I also understand not everyone has a cutting machine, so if you don’t have one, you can find pretty Letter and floral stencils at your local craft stores. You can definitely create a gorgeous pillow cover. So, if you are using stencils, scroll down until I finish painting for the Pillow cover tutorial.

How to Make a Monogrammed Zippered Pillow Cover

Supplies:

  • Fabric – You will need 2 pieces per pillow cut to the same dimensions as your pillow insert leaving 1/2 inch seam allowance only on one side (where the zipper goes)
  • A Pillow Insert.
  • A Zipper – I used the same length as the pillow insert
  • Freezer Paper (or a stencil of your choice)
  • Black Fabric Paint
  • Foam brush

Tools:

  • A Sewing Machine
  • A zipper foot
  • Iron or heat press.
  • Thread, pins, and scissors

Instructions:

Step 1: Prep Work

The first thing you need to do is cut 2 pieces of fabric, one for the front of the pillow and one for the back.

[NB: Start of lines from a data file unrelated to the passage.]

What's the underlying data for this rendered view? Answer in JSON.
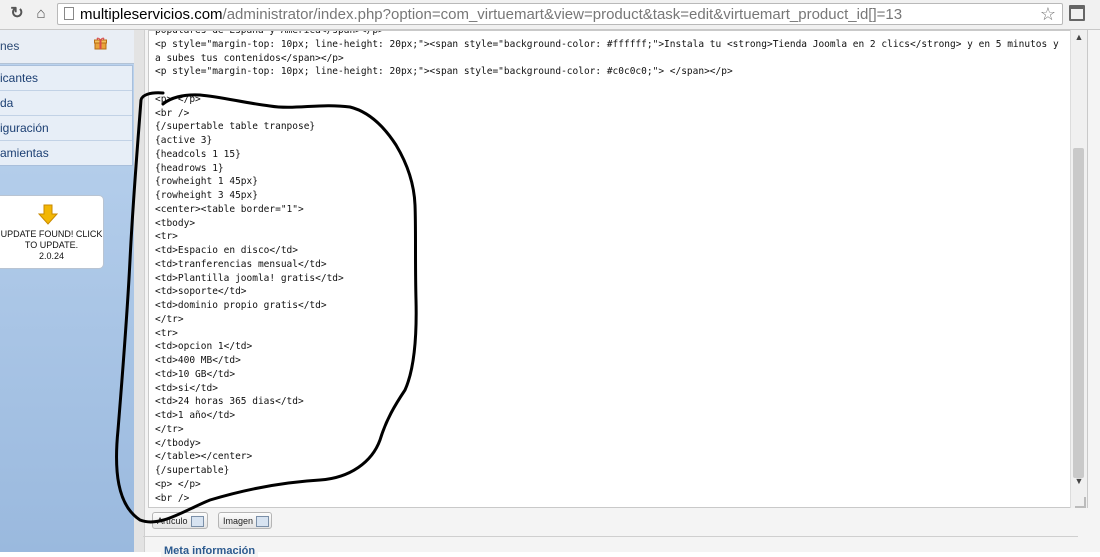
{
  "browser": {
    "url_host": "multipleservicios.com",
    "url_path": "/administrator/index.php?option=com_virtuemart&view=product&task=edit&virtuemart_product_id[]=13",
    "reload_icon": "reload-icon",
    "home_icon": "home-icon",
    "star_icon": "star-icon"
  },
  "sidebar": {
    "top_label": "nes",
    "menu": [
      "icantes",
      "da",
      "iguración",
      "amientas"
    ],
    "update": {
      "line1": "UPDATE FOUND! CLICK",
      "line2": "TO UPDATE.",
      "version": "2.0.24"
    }
  },
  "editor": {
    "lines": [
      "populares de España y América</span></p>",
      "<p style=\"margin-top: 10px; line-height: 20px;\"><span style=\"background-color: #ffffff;\">Instala tu <strong>Tienda Joomla en 2 clics</strong> y en 5 minutos ya subes tus contenidos</span></p>",
      "<p style=\"margin-top: 10px; line-height: 20px;\"><span style=\"background-color: #c0c0c0;\"> </span></p>",
      "",
      "<p> </p>",
      "<br />",
      "{/supertable table tranpose}",
      "{active 3}",
      "{headcols 1 15}",
      "{headrows 1}",
      "{rowheight 1 45px}",
      "{rowheight 3 45px}",
      "<center><table border=\"1\">",
      "<tbody>",
      "<tr>",
      "<td>Espacio en disco</td>",
      "<td>tranferencias mensual</td>",
      "<td>Plantilla joomla! gratis</td>",
      "<td>soporte</td>",
      "<td>dominio propio gratis</td>",
      "</tr>",
      "<tr>",
      "<td>opcion 1</td>",
      "<td>400 MB</td>",
      "<td>10 GB</td>",
      "<td>si</td>",
      "<td>24 horas 365 dias</td>",
      "<td>1 año</td>",
      "</tr>",
      "</tbody>",
      "</table></center>",
      "{/supertable}",
      "<p> </p>",
      "<br />"
    ],
    "buttons": {
      "articulo": "Artículo",
      "imagen": "Imagen"
    }
  },
  "meta_legend": "Meta información"
}
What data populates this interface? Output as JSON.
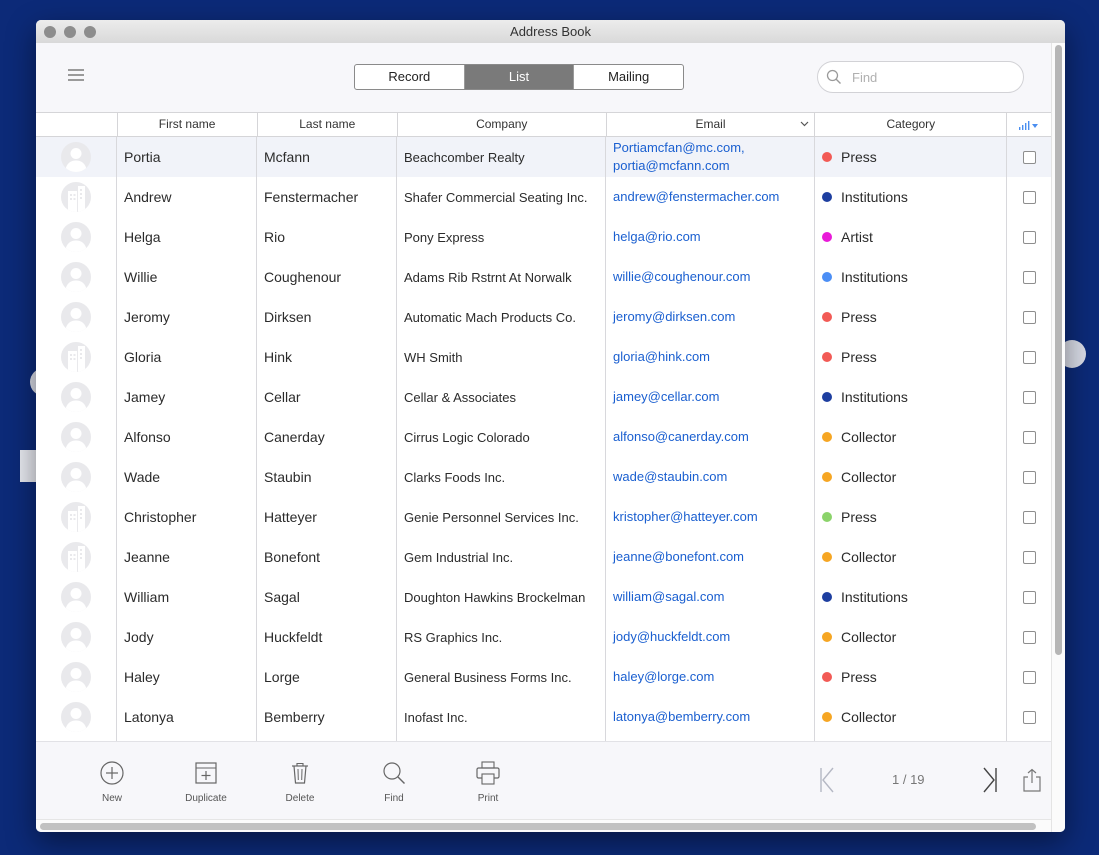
{
  "window": {
    "title": "Address Book"
  },
  "toolbar": {
    "views": [
      "Record",
      "List",
      "Mailing"
    ],
    "active_view": "List",
    "search_placeholder": "Find"
  },
  "columns": [
    "First name",
    "Last name",
    "Company",
    "Email",
    "Category"
  ],
  "category_colors": {
    "Press": "#f25a55",
    "Institutions": "#1e3fa0",
    "Artist": "#e91ad8",
    "Institutions-light": "#4b8ef5",
    "Collector": "#f6a623",
    "Press-green": "#8bd36a"
  },
  "rows": [
    {
      "first": "Portia",
      "last": "Mcfann",
      "company": "Beachcomber Realty",
      "email": "Portiamcfan@mc.com, portia@mcfann.com",
      "category": "Press",
      "color": "#f25a55",
      "avatar": "person",
      "selected": true
    },
    {
      "first": "Andrew",
      "last": "Fenstermacher",
      "company": "Shafer Commercial Seating Inc.",
      "email": "andrew@fenstermacher.com",
      "category": "Institutions",
      "color": "#1e3fa0",
      "avatar": "building",
      "selected": false
    },
    {
      "first": "Helga",
      "last": "Rio",
      "company": "Pony Express",
      "email": "helga@rio.com",
      "category": "Artist",
      "color": "#e91ad8",
      "avatar": "person",
      "selected": false
    },
    {
      "first": "Willie",
      "last": "Coughenour",
      "company": "Adams Rib Rstrnt At Norwalk",
      "email": "willie@coughenour.com",
      "category": "Institutions",
      "color": "#4b8ef5",
      "avatar": "person",
      "selected": false
    },
    {
      "first": "Jeromy",
      "last": "Dirksen",
      "company": "Automatic Mach Products Co.",
      "email": "jeromy@dirksen.com",
      "category": "Press",
      "color": "#f25a55",
      "avatar": "person",
      "selected": false
    },
    {
      "first": "Gloria",
      "last": "Hink",
      "company": "WH Smith",
      "email": "gloria@hink.com",
      "category": "Press",
      "color": "#f25a55",
      "avatar": "building",
      "selected": false
    },
    {
      "first": "Jamey",
      "last": "Cellar",
      "company": "Cellar & Associates",
      "email": "jamey@cellar.com",
      "category": "Institutions",
      "color": "#1e3fa0",
      "avatar": "person",
      "selected": false
    },
    {
      "first": "Alfonso",
      "last": "Canerday",
      "company": "Cirrus Logic Colorado",
      "email": "alfonso@canerday.com",
      "category": "Collector",
      "color": "#f6a623",
      "avatar": "person",
      "selected": false
    },
    {
      "first": "Wade",
      "last": "Staubin",
      "company": "Clarks Foods Inc.",
      "email": "wade@staubin.com",
      "category": "Collector",
      "color": "#f6a623",
      "avatar": "person",
      "selected": false
    },
    {
      "first": "Christopher",
      "last": "Hatteyer",
      "company": "Genie Personnel Services Inc.",
      "email": "kristopher@hatteyer.com",
      "category": "Press",
      "color": "#8bd36a",
      "avatar": "building",
      "selected": false
    },
    {
      "first": "Jeanne",
      "last": "Bonefont",
      "company": "Gem Industrial Inc.",
      "email": "jeanne@bonefont.com",
      "category": "Collector",
      "color": "#f6a623",
      "avatar": "building",
      "selected": false
    },
    {
      "first": "William",
      "last": "Sagal",
      "company": "Doughton Hawkins Brockelman",
      "email": "william@sagal.com",
      "category": "Institutions",
      "color": "#1e3fa0",
      "avatar": "person",
      "selected": false
    },
    {
      "first": "Jody",
      "last": "Huckfeldt",
      "company": "RS Graphics Inc.",
      "email": "jody@huckfeldt.com",
      "category": "Collector",
      "color": "#f6a623",
      "avatar": "person",
      "selected": false
    },
    {
      "first": "Haley",
      "last": "Lorge",
      "company": "General Business Forms Inc.",
      "email": "haley@lorge.com",
      "category": "Press",
      "color": "#f25a55",
      "avatar": "person",
      "selected": false
    },
    {
      "first": "Latonya",
      "last": "Bemberry",
      "company": "Inofast Inc.",
      "email": "latonya@bemberry.com",
      "category": "Collector",
      "color": "#f6a623",
      "avatar": "person",
      "selected": false
    }
  ],
  "footer": {
    "new_label": "New",
    "duplicate_label": "Duplicate",
    "delete_label": "Delete",
    "find_label": "Find",
    "print_label": "Print",
    "pager": "1 / 19"
  }
}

I like to cut my fabric to the dimensions of my pillow insert + 1 cm (1/2 inch) seam allowance only on one side where the zipper will be.

This way it fits the pillow form nice and slightly snug. If you like it tighter, don’t add the 1cm and just cut to the exact dimensions of my pillow insert.

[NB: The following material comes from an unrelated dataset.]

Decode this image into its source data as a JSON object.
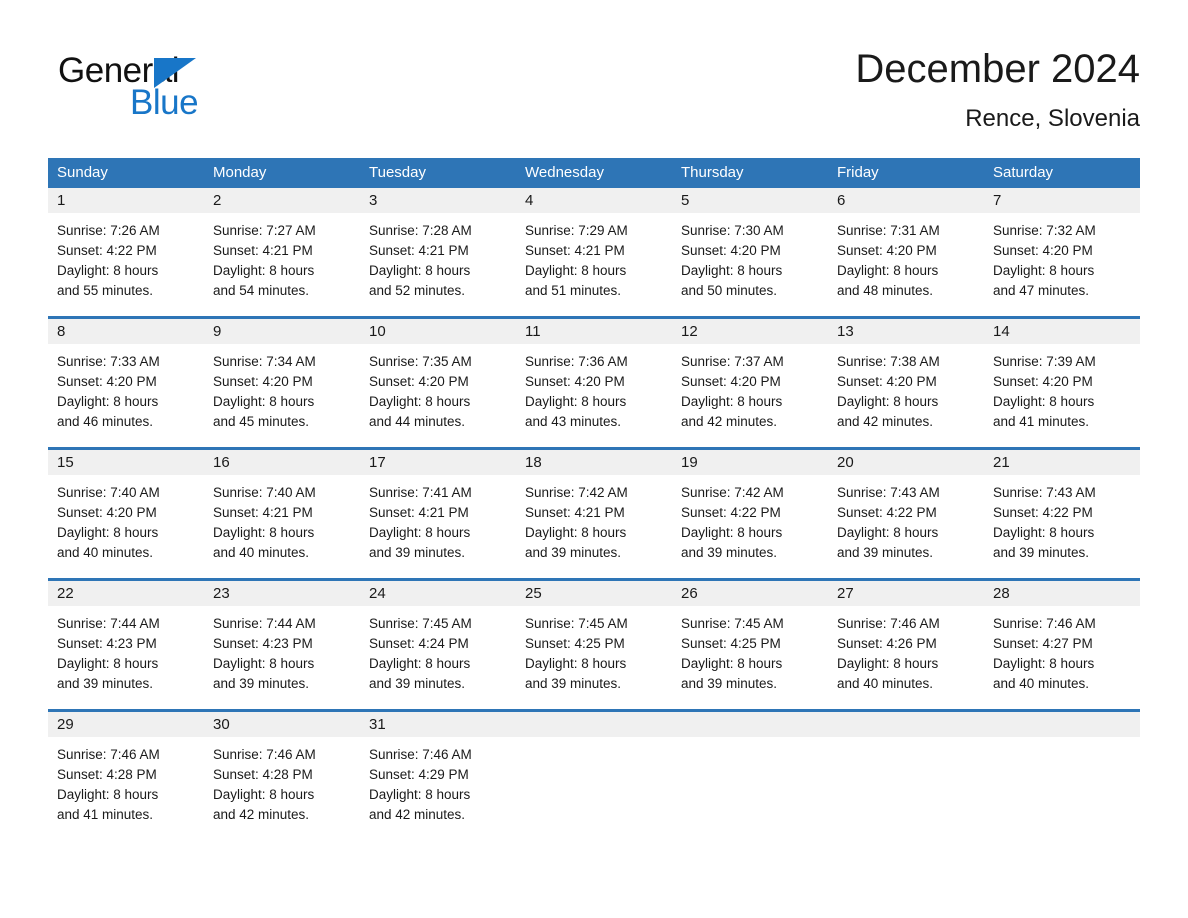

Step 2: Creating The monogram Design

I used my Silhouette Studio to design the Monogram. Since it reads most of your fonts, you can choose your favorite. I used a serif one that I love. Then I found a cute curvy floral stem and using the tracing tool I converted it on a cut-able shape. Adjusted a few lines to be look smoother and it was done!

Then I created a circle with the stem shape duplicating it and adjusting position and angle. It took me 4 stems in total.

Placed the M (Medina Family) in the center and right below the M, I added est. 2009 which is the year we got married.

The Monogram was ready. I just adjusted the size to the maximum the machine could cut (12×12 Inches).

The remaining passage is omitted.